2. P/ Adj. Book of 3.4 (Adj. Book where I capitalize some portion of historical SGA to get a better sense of BV) 

3. YOY sales growth of ~12% (based on available latest data)

4. YOY reported earnings growth of ~15% (based on available latest data)

5. YOY PBIT growth of ~14% (based on available latest data) 

6. No growth Earnings Power Value is almost 70% of the (non-float adjusted) market cap of the company i.e. 30% of the market cap is attributed to future growth

7. Market cap of at 78K Cr (this is the median market cap of the non-financial names in the NIFTY)

8. Net Debt / Equity of ~23% 

Stock B:

1. ROE of 12%

2. P/B of ~3.25

3. YOY reported earnings growth of ~13.6%

4. Market cap of 107K Cr. (again this is the median market cap of the financial names in the NIFTY)

5. Net Debt / Equity of 630%

Right off the bat, a few things stand out – these are 2 large cap businesses with very decent ROEs and earnings growth. In other words they are well run companies. But, can we do better? This whole exercise comes down to the philosophy of finding companies which are underappreciated by the market (compared to the NIFTY) which (we hope) will be eventually unearthed by the market.

So, with this data as a start, how could be try to beat the NIFTY. First some ground rules. We will be using a filter of 3000 Cr as a minimum mkt cap for a proxy of investibility. Below this number, stocks fall into the small cap category with limited available data available. For the industrial group, I then apply filters of ROE > 20%, P/ Adj Book < 3.5 and Net Debt / Equity < 30%. I get a list of 24 companies outside the names already in the NIFTY. I get a similar list if I use No growth EPV as a filter instead of P/ Adj. Book for valuation. 

For the financial group, again I filter for market cap > 3000 Cr, ROE > 10%, P/ Adj Book < 3.5 and Net Debt / Equity < 700%. I get a list of only 20 companies. 

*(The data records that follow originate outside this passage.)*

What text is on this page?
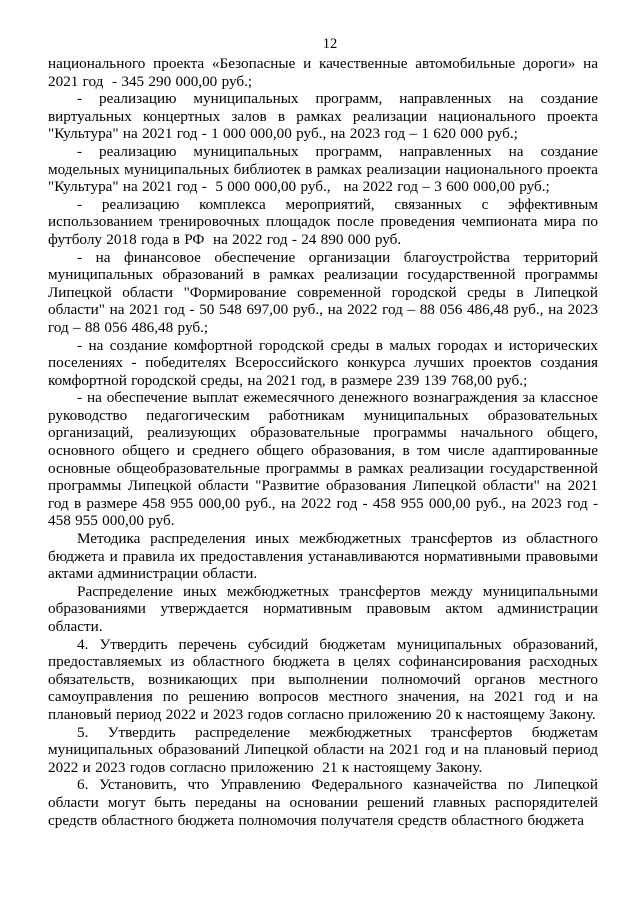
12

национального проекта «Безопасные и качественные автомобильные дороги» на 2021 год  - 345 290 000,00 руб.;

- реализацию муниципальных программ, направленных на создание виртуальных концертных залов в рамках реализации национального проекта "Культура" на 2021 год - 1 000 000,00 руб., на 2023 год – 1 620 000 руб.;

- реализацию муниципальных программ, направленных на создание модельных муниципальных библиотек в рамках реализации национального проекта "Культура" на 2021 год -  5 000 000,00 руб.,   на 2022 год – 3 600 000,00 руб.;

- реализацию комплекса мероприятий, связанных с эффективным использованием тренировочных площадок после проведения чемпионата мира по футболу 2018 года в РФ  на 2022 год - 24 890 000 руб.

- на финансовое обеспечение организации благоустройства территорий муниципальных образований в рамках реализации государственной программы Липецкой области "Формирование современной городской среды в Липецкой области" на 2021 год - 50 548 697,00 руб., на 2022 год – 88 056 486,48 руб., на 2023 год – 88 056 486,48 руб.;

- на создание комфортной городской среды в малых городах и исторических поселениях - победителях Всероссийского конкурса лучших проектов создания комфортной городской среды, на 2021 год, в размере 239 139 768,00 руб.;

- на обеспечение выплат ежемесячного денежного вознаграждения за классное руководство педагогическим работникам муниципальных образовательных организаций, реализующих образовательные программы начального общего, основного общего и среднего общего образования, в том числе адаптированные основные общеобразовательные программы в рамках реализации государственной программы Липецкой области "Развитие образования Липецкой области" на 2021 год в размере 458 955 000,00 руб., на 2022 год - 458 955 000,00 руб., на 2023 год - 458 955 000,00 руб.

Методика распределения иных межбюджетных трансфертов из областного бюджета и правила их предоставления устанавливаются нормативными правовыми актами администрации области.

Распределение иных межбюджетных трансфертов между муниципальными образованиями утверждается нормативным правовым актом администрации области.

4. Утвердить перечень субсидий бюджетам муниципальных образований, предоставляемых из областного бюджета в целях софинансирования расходных обязательств, возникающих при выполнении полномочий органов местного самоуправления по решению вопросов местного значения, на 2021 год и на плановый период 2022 и 2023 годов согласно приложению 20 к настоящему Закону.

5. Утвердить распределение межбюджетных трансфертов бюджетам муниципальных образований Липецкой области на 2021 год и на плановый период 2022 и 2023 годов согласно приложению  21 к настоящему Закону.

6. Установить, что Управлению Федерального казначейства по Липецкой области могут быть переданы на основании решений главных распорядителей средств областного бюджета полномочия получателя средств областного бюджета
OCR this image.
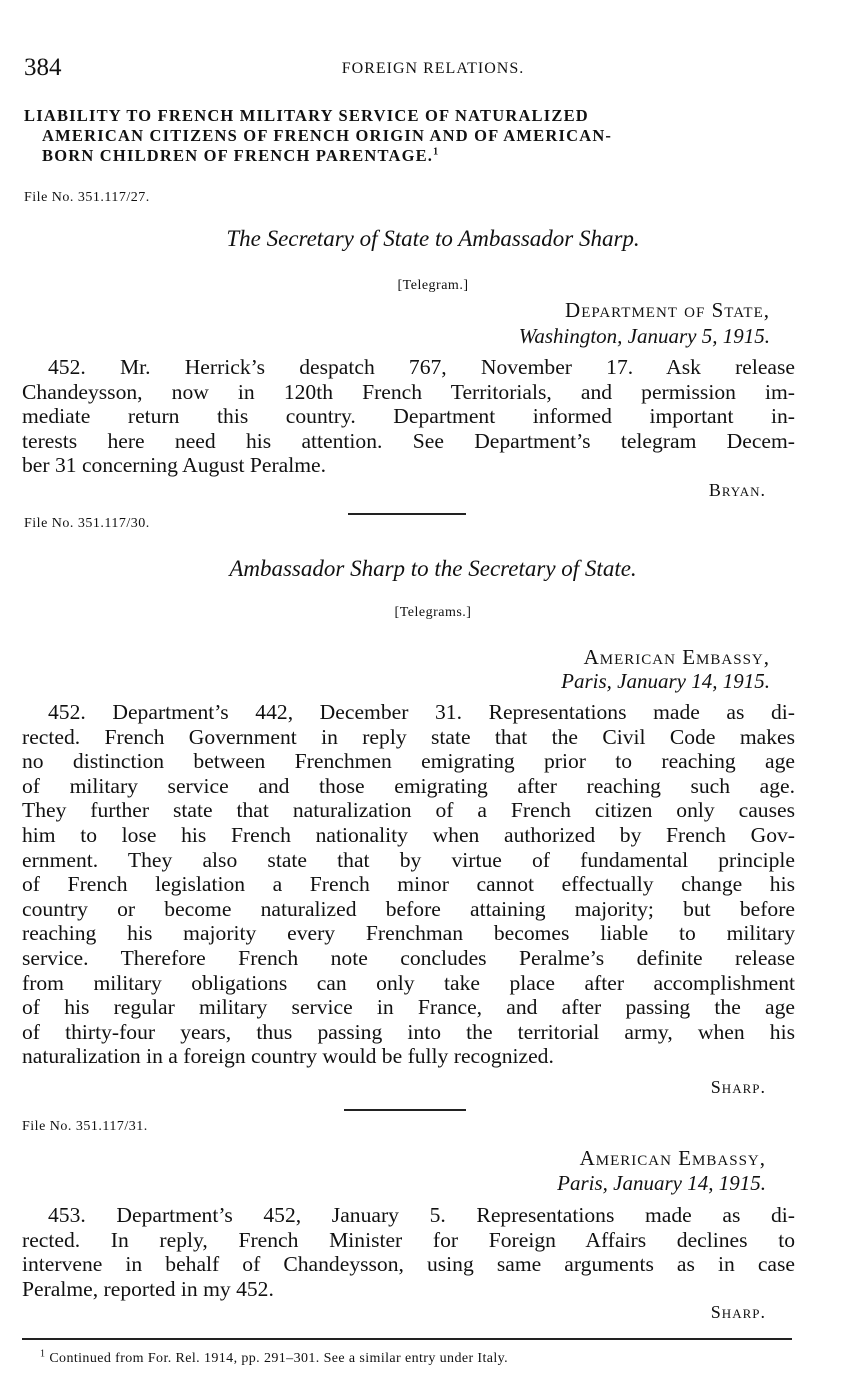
384	FOREIGN RELATIONS.
LIABILITY TO FRENCH MILITARY SERVICE OF NATURALIZED
AMERICAN CITIZENS OF FRENCH ORIGIN AND OF AMERICAN-
BORN CHILDREN OF FRENCH PARENTAGE.$^1$
File No. 351.117/27.
The Secretary of State to Ambassador Sharp.
[Telegram.]
Department of State,
Washington, January 5, 1915.
452. Mr. Herrick’s despatch 767, November 17. Ask release
Chandeysson, now in 120th French Territorials, and permission im-
mediate return this country. Department informed important in-
terests here need his attention. See Department’s telegram Decem-
ber 31 concerning August Peralme.
Bryan.
File No. 351.117/30.
Ambassador Sharp to the Secretary of State.
[Telegrams.]
American Embassy,
Paris, January 14, 1915.
452. Department’s 442, December 31. Representations made as di-
rected. French Government in reply state that the Civil Code makes
no distinction between Frenchmen emigrating prior to reaching age
of military service and those emigrating after reaching such age.
They further state that naturalization of a French citizen only causes
him to lose his French nationality when authorized by French Gov-
ernment. They also state that by virtue of fundamental principle
of French legislation a French minor cannot effectually change his
country or become naturalized before attaining majority; but before
reaching his majority every Frenchman becomes liable to military
service. Therefore French note concludes Peralme’s definite release
from military obligations can only take place after accomplishment
of his regular military service in France, and after passing the age
of thirty-four years, thus passing into the territorial army, when his
naturalization in a foreign country would be fully recognized.
Sharp.
File No. 351.117/31.
American Embassy,
Paris, January 14, 1915.
453. Department’s 452, January 5. Representations made as di-
rected. In reply, French Minister for Foreign Affairs declines to
intervene in behalf of Chandeysson, using same arguments as in case
Peralme, reported in my 452.
Sharp.
$^1$ Continued from For. Rel. 1914, pp. 291–301. See a similar entry under Italy.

Almost all the companies that come up in the 2 lists above are there for a reason, either because they have idiosyncratic issues that have been well advertised to the market or the whole sector is facing headwinds (like Autos). The point is that the hunting ground for a value-oriented portfolio manager has become extremely narrow and I would imagine that he would find himself holding substantially similar names as constituents of the NIFTY. The NIFTY constituents already seem to have been chosen, and their market caps adjusted by Mr. Market such that together they form a highly efficient company (stock A and stock B).

 So then, what options do we have now? Well, one way is to expand our investing universe/ style. Introducing shorts into the portfolio could be one way (with commensurate introduction of risk). The other way would be to focus on deep research – work to gain some edge – either by talking to company management or channel checks to gain short term timing edges. (In a perfectly efficient market these edges should wither away). Yet another way is to introduce small cap names in the portfolio. All of these have risks associated with them. For a retail investor then, it would make sense to just buy index funds or NIFTY ETFs instead of the effort of portfolio construction. I believe that India could regress to the rest of the world when it comes to the persistency of alpha. The only hope then of trying to beat the NIFTY would be taking on more risk.